Although adrenal carcinoma is considered to have a poor prognosis, carcinoma of unknown primary origin with isolated adrenal metastasis may remain latent in some cases, particularly in those diagnosed with non-functioning ACC. The treatment strategy for adrenal tumors needs to be determined by establishing a histological diagnosis. Although tumor biopsy may not be consistently effective for establishing a histological diagnosis, it should be actively considered in cases of suspected non-functioning ACC or possible carcinoma of unknown primary origin with isolated adrenal metastasis, based on the medical history and high levels of certain tumor markers, when surgical resection is difficult.

This report, particularly the first case, described a patient with squamous cell carcinoma without an estimation of the primary tumor. Although high CYFRA levels were found, in recent years, certain genetic tests have been used to estimate the primary site of unknown primary cancers; and treatment according to the estimated primary site may now be considered. In SCC, the relationship between various genetic mutations and the primary tumor site has been clarified, and the development of next-generation sequencers has further accelerated this process [25].
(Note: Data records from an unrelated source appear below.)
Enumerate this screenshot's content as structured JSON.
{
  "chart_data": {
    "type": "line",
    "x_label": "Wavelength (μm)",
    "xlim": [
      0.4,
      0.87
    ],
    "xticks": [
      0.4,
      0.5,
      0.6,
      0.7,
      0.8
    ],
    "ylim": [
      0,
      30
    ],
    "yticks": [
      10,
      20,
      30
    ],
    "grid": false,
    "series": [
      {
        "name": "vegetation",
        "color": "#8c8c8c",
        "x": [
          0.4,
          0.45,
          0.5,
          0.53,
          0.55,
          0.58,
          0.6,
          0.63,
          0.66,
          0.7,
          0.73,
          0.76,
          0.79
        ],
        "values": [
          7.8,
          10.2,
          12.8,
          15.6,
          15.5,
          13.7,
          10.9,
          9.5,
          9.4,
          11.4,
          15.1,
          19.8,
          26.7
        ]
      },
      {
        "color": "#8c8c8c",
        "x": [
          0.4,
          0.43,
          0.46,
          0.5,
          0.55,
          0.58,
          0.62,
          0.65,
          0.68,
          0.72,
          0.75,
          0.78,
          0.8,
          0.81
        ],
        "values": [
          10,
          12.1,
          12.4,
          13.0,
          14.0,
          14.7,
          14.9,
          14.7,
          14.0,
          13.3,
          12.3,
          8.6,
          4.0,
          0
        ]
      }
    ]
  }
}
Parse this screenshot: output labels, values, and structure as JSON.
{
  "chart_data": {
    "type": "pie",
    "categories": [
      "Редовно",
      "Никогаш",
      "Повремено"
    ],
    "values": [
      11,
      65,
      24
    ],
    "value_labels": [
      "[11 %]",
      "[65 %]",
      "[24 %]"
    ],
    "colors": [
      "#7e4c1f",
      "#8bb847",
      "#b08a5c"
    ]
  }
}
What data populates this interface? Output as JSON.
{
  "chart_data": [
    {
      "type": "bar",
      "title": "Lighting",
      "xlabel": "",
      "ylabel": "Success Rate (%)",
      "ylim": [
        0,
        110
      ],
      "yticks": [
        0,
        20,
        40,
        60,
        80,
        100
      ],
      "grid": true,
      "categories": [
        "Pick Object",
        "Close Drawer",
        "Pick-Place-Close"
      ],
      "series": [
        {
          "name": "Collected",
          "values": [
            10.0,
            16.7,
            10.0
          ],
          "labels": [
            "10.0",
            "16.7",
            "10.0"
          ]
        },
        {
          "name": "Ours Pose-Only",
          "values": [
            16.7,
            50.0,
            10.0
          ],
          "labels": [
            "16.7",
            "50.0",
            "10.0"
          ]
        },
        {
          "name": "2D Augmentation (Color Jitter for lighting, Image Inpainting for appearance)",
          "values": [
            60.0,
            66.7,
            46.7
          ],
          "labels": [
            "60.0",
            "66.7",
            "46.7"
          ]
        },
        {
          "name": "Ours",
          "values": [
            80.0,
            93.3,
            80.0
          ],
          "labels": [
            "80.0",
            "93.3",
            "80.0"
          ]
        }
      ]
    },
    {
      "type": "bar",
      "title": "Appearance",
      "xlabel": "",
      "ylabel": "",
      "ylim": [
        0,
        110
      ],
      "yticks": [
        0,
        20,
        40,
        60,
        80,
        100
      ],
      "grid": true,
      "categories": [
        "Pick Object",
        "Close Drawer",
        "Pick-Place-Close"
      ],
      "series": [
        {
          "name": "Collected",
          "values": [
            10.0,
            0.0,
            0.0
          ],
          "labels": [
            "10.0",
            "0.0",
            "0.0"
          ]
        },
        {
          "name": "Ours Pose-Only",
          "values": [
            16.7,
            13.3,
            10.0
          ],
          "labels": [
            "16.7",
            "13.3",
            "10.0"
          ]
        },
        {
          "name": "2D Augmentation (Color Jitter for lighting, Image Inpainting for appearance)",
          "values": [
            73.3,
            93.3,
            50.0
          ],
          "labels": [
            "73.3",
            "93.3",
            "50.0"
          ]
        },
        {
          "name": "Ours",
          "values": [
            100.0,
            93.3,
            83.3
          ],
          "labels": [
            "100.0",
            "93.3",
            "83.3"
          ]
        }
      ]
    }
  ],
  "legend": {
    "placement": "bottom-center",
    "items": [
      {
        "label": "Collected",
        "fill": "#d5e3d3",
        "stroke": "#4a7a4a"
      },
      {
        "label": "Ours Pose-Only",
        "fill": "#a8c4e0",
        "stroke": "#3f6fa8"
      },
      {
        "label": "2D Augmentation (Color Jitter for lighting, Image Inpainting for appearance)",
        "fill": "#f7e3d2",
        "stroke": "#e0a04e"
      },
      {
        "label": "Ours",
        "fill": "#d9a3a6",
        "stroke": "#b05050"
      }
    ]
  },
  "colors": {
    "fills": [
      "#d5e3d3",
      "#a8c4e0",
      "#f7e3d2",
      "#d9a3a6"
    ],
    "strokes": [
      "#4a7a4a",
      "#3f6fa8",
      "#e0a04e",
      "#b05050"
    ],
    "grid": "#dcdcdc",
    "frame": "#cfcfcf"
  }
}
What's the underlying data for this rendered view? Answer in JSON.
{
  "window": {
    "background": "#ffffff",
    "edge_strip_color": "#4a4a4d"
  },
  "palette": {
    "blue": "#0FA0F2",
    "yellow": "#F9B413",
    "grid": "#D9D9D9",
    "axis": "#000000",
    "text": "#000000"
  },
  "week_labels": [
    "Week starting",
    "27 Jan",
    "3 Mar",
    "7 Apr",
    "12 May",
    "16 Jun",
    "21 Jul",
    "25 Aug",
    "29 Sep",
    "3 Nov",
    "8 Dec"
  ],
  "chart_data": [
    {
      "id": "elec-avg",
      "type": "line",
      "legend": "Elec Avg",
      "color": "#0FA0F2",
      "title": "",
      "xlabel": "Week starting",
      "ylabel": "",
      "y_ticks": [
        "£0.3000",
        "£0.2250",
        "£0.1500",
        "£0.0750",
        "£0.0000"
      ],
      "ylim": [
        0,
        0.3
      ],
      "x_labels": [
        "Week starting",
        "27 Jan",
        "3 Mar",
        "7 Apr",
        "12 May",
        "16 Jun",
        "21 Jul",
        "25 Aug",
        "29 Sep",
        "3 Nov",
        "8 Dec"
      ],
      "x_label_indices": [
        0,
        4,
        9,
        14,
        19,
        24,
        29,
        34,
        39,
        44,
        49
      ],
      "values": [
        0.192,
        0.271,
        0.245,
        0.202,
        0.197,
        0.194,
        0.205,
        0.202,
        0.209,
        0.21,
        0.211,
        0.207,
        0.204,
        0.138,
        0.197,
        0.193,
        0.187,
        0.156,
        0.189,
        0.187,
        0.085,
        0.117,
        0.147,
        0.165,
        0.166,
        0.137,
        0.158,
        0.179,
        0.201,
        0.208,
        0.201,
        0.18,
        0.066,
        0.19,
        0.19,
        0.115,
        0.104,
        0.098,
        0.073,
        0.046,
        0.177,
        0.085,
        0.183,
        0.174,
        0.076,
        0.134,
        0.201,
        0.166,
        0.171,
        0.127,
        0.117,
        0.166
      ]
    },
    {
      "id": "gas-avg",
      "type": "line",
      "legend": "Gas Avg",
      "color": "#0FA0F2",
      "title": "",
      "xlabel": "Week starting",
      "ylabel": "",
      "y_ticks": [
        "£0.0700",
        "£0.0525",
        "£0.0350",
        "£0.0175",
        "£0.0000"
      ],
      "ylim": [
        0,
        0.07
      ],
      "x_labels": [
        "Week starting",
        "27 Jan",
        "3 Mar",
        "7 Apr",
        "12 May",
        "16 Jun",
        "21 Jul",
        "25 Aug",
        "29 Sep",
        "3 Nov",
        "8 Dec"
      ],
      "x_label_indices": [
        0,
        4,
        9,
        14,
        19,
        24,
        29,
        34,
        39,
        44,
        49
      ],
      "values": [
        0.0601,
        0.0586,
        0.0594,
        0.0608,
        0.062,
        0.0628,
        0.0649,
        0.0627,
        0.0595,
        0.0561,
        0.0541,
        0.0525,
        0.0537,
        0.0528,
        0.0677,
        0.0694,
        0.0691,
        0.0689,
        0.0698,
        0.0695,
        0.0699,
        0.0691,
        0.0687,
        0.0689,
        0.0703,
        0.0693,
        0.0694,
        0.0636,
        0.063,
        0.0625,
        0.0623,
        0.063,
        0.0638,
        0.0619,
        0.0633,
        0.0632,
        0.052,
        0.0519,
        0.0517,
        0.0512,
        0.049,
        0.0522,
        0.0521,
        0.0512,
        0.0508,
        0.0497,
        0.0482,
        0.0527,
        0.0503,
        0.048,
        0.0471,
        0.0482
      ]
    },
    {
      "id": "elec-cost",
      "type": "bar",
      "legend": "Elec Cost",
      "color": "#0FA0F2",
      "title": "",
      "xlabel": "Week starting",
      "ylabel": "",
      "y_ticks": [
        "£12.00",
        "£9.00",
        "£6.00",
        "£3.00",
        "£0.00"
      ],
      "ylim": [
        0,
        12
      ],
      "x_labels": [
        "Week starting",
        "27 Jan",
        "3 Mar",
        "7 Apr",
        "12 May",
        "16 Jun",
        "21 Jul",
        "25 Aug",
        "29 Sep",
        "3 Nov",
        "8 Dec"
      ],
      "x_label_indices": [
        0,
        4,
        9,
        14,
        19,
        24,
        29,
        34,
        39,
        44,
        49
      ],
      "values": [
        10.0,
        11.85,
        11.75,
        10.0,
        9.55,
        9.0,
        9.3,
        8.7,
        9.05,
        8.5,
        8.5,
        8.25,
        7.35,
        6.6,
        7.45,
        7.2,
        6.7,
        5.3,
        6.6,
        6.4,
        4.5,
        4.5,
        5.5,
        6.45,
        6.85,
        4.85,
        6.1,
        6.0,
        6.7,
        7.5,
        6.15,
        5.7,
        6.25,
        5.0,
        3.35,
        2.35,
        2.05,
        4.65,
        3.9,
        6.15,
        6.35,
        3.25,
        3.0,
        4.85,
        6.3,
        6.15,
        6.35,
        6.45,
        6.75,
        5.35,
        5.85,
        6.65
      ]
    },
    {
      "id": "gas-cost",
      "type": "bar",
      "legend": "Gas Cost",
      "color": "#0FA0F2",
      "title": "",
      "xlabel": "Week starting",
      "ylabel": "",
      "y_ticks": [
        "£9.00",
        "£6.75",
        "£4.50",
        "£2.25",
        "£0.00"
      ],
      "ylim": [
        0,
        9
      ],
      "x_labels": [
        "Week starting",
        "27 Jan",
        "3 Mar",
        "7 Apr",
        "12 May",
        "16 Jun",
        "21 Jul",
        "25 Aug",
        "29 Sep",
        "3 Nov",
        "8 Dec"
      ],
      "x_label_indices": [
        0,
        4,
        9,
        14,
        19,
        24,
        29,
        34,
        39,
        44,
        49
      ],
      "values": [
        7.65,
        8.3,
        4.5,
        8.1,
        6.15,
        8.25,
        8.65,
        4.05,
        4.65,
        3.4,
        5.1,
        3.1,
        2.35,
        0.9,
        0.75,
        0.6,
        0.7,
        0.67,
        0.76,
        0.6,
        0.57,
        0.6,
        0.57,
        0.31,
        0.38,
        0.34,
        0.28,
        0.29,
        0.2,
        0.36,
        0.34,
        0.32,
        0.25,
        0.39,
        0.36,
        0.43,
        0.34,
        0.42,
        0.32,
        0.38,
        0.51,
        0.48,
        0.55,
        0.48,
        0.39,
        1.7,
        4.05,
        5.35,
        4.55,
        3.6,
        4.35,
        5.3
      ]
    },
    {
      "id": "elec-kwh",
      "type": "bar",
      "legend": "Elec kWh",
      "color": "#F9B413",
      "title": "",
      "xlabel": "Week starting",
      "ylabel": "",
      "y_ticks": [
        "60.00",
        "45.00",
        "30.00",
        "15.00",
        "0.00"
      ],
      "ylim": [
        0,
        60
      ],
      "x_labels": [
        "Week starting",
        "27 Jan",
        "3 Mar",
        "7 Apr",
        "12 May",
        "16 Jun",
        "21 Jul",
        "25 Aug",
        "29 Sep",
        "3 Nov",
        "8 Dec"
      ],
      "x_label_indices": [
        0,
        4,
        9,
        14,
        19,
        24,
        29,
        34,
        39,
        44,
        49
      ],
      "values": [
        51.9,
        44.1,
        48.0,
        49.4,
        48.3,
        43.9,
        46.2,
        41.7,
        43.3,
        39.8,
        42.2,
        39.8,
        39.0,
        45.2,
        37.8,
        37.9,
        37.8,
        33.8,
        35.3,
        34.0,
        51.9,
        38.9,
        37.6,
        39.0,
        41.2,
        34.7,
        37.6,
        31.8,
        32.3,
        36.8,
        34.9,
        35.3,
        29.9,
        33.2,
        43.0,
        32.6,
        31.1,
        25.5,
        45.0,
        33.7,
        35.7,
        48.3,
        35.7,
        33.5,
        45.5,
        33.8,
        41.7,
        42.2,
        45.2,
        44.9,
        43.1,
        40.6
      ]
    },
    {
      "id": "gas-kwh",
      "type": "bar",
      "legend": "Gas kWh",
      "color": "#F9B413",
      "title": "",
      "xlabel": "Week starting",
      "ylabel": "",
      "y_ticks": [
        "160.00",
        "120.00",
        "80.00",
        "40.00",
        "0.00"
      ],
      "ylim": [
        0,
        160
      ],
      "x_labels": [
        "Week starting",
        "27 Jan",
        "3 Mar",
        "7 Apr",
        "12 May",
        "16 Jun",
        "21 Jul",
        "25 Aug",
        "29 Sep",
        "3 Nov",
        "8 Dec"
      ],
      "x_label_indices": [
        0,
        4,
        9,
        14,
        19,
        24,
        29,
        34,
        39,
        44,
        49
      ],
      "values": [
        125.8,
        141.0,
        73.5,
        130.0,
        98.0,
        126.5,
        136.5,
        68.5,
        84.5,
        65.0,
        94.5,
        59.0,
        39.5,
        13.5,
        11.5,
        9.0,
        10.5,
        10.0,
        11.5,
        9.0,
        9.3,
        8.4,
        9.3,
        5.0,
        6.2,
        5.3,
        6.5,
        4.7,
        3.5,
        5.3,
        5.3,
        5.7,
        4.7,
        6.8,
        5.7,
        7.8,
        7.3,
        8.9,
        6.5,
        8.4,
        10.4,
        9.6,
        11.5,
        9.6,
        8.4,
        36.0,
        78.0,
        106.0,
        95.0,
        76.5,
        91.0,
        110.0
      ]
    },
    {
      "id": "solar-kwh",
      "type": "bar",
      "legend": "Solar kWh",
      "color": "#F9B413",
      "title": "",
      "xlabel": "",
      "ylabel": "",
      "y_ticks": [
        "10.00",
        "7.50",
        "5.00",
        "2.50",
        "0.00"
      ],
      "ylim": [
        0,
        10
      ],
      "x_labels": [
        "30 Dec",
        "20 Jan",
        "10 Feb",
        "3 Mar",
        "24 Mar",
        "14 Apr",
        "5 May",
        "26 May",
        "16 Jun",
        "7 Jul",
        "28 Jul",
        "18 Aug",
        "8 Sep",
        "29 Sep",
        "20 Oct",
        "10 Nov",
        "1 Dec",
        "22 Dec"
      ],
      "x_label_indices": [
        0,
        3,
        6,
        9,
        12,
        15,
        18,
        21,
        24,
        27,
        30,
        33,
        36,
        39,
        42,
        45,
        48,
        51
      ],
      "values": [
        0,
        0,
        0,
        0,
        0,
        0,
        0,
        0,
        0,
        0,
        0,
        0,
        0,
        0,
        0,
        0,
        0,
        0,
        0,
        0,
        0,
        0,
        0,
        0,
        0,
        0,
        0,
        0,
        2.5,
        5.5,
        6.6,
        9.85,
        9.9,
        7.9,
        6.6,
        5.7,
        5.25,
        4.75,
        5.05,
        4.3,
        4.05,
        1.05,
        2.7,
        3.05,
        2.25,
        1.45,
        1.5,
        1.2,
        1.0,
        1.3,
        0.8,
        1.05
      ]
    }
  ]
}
In summary, we report two cases of carcinoma of unknown primary origin with isolated adrenal metastasis. Tumor biopsy was effective for establishing the diagnosis, and in one case, multidisciplinary treatment was able to prolong survival, compared to that reported previously. In cases of localized adrenal tumors that are unresectable, tumor biopsy may be actively considered to determine the optimal course of treatment. In addition, the evaluation of tumor markers, particularly those specific to lung cancer, might be useful in cases involving a history of smoking.

Acknowledgements

This study was supported by a grant from the Japan Society for the Promotion of Science (Grant number: 19111212). We would like to thank Editage (www.editage.com) for English language editing.

Disclosure

None of the authors have any potential conflicts of interest associated with this research.